High price of shrimp linked to water pollution: study

A new study shows that a low-oxygen water problem called hypoxia is related to the climbing price of seafood, such as big-sized shrimp (AFP Photo/Brendan Smialowski)

Miami (AFP) - The price of big-sized shrimp can rise as a direct result of pollution from fertilizers that cause dead zones in coastal waters, US researchers said Monday.

The study in the Proceedings of the National Academy of Sciences is the first to show how a low-oxygen water problem called hypoxia is related to the climbing price of seafood.

"Many studies have documented the ecological impacts of hypoxia, but establishing a clear causal link to economic losses in affected fisheries has been elusive," said lead author Martin Smith, professor of environmental economics at Duke University.

"Our study does this by showing how seasonal hypoxia off the Louisiana and Mississippi coasts drives monthly fluctuations in market prices in the Gulf brown shrimp fishery, a major fishery that was once the most valuable in America."

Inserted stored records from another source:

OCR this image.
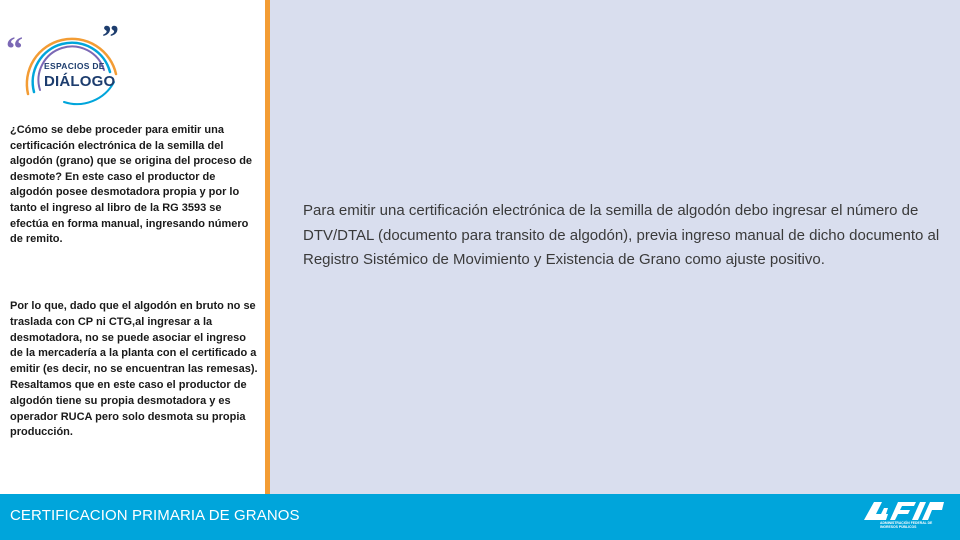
“ ”
ESPACIOS DE
DIÁLOGO

¿Cómo se debe proceder para emitir una certificación electrónica de la semilla del algodón (grano) que se origina del proceso de desmote? En este caso el productor de algodón posee desmotadora propia y por lo tanto el ingreso al libro de la RG 3593 se efectúa en forma manual, ingresando número de remito.

Por lo que, dado que el algodón en bruto no se traslada con CP ni CTG,al ingresar a la desmotadora, no se puede asociar el ingreso de la mercadería a la planta con el certificado a emitir (es decir, no se encuentran las remesas). Resaltamos que en este caso el productor de algodón tiene su propia desmotadora y es operador RUCA pero solo desmota su propia producción.

Para emitir una certificación electrónica de la semilla de algodón debo ingresar el número de DTV/DTAL (documento para transito de algodón), previa ingreso manual de dicho documento al Registro Sistémico de Movimiento y Existencia de Grano como ajuste positivo.

CERTIFICACION PRIMARIA DE GRANOS	ADMINISTRACIÓN FEDERAL DE INGRESOS PÚBLICOS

Coastal hypoxia is a worldwide problem linked to fertilizer use in agriculture.

Fertilizers raise the levels of nitrogen and phosphorus in the land, and when it rains, the runoff from inland watersheds can lead to the growth of oxygen-consuming algae offshore.

The so-called dead-zones that result can affect marine life by slowing the growth of fish and shrimp, in some cases sparking widespread die-offs.

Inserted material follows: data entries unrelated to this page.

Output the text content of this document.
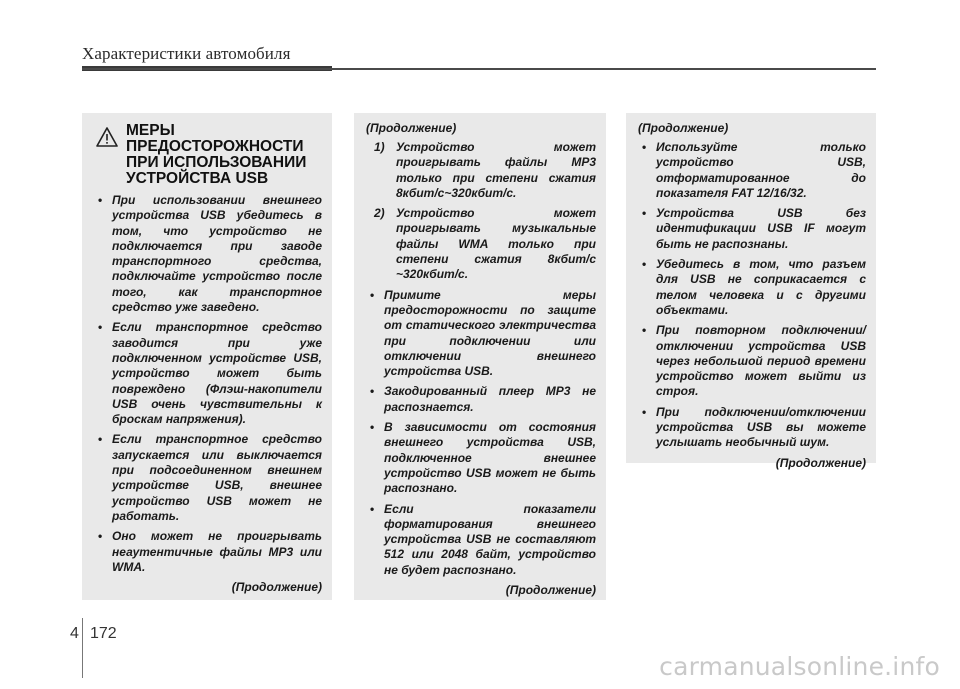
Характеристики автомобиля
МЕРЫ ПРЕДОСТОРОЖНОСТИ ПРИ ИСПОЛЬЗОВАНИИ УСТРОЙСТВА USB
• При использовании внешнего устройства USB убедитесь в том, что устройство не подключается при заводе транспортного средства, подключайте устройство после того, как транспортное средство уже заведено.
• Если транспортное средство заводится при уже подключенном устройстве USB, устройство может быть повреждено (Флэш-накопители USB очень чувствительны к броскам напряжения).
• Если транспортное средство запускается или выключается при подсоединенном внешнем устройстве USB, внешнее устройство USB может не работать.
• Оно может не проигрывать неаутентичные файлы MP3 или WMA.
(Продолжение)
(Продолжение)
1) Устройство может проигрывать файлы MP3 только при степени сжатия 8кбит/с~320кбит/с.
2) Устройство может проигрывать музыкальные файлы WMA только при степени сжатия 8кбит/с ~320кбит/с.
• Примите меры предосторожности по защите от статического электричества при подключении или отключении внешнего устройства USB.
• Закодированный плеер MP3 не распознается.
• В зависимости от состояния внешнего устройства USB, подключенное внешнее устройство USB может не быть распознано.
• Если показатели форматирования внешнего устройства USB не составляют 512 или 2048 байт, устройство не будет распознано.
(Продолжение)
(Продолжение)
• Используйте только устройство USB, отформатированное до показателя FAT 12/16/32.
• Устройства USB без идентификации USB IF могут быть не распознаны.
• Убедитесь в том, что разъем для USB не соприкасается с телом человека и с другими объектами.
• При повторном подключении/ отключении устройства USB через небольшой период времени устройство может выйти из строя.
• При подключении/отключении устройства USB вы можете услышать необычный шум.
(Продолжение)
4 172
carmanualsonline.info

Small shrimp become more abundant than large ones, and the price of big shrimp spikes, said the study, which found a recurring pattern in price hikes of Gulf of Mexico brown shrimp from 1990 to 2010.

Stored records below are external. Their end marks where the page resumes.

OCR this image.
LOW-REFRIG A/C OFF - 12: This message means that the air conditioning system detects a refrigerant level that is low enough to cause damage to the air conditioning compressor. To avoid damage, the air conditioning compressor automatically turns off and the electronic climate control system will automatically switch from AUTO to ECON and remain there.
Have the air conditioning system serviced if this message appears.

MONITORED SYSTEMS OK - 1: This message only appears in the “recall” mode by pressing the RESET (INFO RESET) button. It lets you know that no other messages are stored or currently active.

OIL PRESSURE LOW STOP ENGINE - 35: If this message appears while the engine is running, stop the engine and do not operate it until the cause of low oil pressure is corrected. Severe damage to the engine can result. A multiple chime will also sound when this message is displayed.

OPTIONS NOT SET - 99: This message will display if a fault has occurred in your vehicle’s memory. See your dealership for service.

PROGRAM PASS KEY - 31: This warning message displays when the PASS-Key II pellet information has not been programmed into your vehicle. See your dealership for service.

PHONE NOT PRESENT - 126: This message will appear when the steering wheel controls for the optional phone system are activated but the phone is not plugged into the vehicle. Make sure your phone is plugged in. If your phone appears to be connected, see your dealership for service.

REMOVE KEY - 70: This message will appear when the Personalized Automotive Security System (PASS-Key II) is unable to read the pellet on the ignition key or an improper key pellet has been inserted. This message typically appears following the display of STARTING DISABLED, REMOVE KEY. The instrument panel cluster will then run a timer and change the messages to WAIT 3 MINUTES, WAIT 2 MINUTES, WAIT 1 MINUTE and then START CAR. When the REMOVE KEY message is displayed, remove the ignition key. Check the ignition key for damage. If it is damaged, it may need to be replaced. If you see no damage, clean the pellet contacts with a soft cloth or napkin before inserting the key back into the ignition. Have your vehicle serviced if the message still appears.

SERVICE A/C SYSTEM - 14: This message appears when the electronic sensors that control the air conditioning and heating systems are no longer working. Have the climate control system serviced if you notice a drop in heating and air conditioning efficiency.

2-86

These price hikes coincided with months when hypoxic dead zones occurred, often in late spring and summer.

"Because fishermen are catching more small shrimp and fewer large ones during these months, the price of small shrimp goes down and the price of large ones goes up, creating a short-term disturbance in the market that we can track," Smith said.

Researchers said their findings could likely be applied to other fisheries worldwide, showing that the significance of an ecological problem can be assessed in the price of affected natural resources.